DigitNet
DigitNet is a simple convolutional neural network designed to classify handwritten digits from the MNIST dataset. It is implemented in Python using the following libraries:
- PyTorch for GPU acceleration (specifically, using the MPS backend).
- PyTorch Lightning as a high-level wrapper for PyTorch to simplify training.
Dataset
The model is trained on the MNIST dataset, which consists of 60,000 training images and 10,000 test images of handwritten digits. The model achieves:
- Top-1 accuracy: 98.5% on the test set.
- Top-2 accuracy: 99.8% on a highly augmented test set.
Top-k accuracy refers to the model's ability to include the correct label in its top
k
predictions. For example, a top-2 accuracy of 99.8% means that the correct label is one of the top two predictions 99.8% of the time.
Model Architecture
The architecture of DigitNet is inspired by:
- ConvNeXt
- ConvNet-v2 (specifically, the Global Response Normalization (GRN) block)

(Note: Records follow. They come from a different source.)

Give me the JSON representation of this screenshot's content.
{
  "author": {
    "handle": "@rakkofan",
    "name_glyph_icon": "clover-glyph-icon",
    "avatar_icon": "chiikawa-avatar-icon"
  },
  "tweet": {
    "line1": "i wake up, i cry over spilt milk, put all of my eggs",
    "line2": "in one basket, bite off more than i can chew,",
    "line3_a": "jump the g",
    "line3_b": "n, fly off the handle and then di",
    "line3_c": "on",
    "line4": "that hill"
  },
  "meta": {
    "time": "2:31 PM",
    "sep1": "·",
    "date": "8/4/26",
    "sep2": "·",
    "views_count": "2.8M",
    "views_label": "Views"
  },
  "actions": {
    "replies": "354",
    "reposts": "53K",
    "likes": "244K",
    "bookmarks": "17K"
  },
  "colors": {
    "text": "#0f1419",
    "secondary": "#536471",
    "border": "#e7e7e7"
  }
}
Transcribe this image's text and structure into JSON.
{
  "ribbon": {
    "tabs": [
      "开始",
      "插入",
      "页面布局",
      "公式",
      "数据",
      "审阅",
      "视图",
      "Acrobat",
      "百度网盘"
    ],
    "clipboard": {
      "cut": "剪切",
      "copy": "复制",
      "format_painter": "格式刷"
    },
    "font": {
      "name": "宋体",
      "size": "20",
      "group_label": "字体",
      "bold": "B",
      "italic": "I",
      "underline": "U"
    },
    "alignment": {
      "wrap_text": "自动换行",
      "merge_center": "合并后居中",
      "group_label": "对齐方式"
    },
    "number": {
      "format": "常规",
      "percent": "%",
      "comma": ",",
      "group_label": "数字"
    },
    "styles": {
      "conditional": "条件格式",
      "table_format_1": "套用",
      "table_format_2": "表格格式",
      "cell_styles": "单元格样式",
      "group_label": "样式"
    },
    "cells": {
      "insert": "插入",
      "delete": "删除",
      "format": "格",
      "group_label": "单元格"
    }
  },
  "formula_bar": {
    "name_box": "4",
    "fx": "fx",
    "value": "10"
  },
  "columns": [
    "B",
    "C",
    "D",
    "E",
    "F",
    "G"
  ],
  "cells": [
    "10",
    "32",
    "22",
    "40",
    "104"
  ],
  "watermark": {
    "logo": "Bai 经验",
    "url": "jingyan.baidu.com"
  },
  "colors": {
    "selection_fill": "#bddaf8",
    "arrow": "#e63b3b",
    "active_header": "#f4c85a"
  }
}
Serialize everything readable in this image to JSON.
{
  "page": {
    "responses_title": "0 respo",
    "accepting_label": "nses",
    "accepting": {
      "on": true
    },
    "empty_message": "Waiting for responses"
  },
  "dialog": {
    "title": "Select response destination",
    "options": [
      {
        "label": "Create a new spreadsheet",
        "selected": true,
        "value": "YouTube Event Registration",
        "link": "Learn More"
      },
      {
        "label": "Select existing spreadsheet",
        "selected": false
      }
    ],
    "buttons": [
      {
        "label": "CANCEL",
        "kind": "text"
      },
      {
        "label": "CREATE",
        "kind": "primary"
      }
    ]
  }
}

The model, however, is not trained with the Fully Convolutional Masked Autoencoder (FCMAE).
Key Model Features:
- Residual Depthwise Separable Convolutions
- 1-1-3-1 bottleneck structure
- ~500k parameters (intentionally overparameterized)
- Trained using AdamW optimizer
The model is trained with a batch size of 128 for 10 epochs.
Training
The model is optimized using a cross-entropy loss without label smoothing. This choice was made because label smoothing can negatively impact teacher distillation.
Results
The confusion matrix above shows the model's performance on the test set. The model performs well on most digits, with the most confusion between 4s, 7s, and 9s. It also seems to over predict 7s.
License
This project is licensed under the MIT License. See the LICENSE file for more details.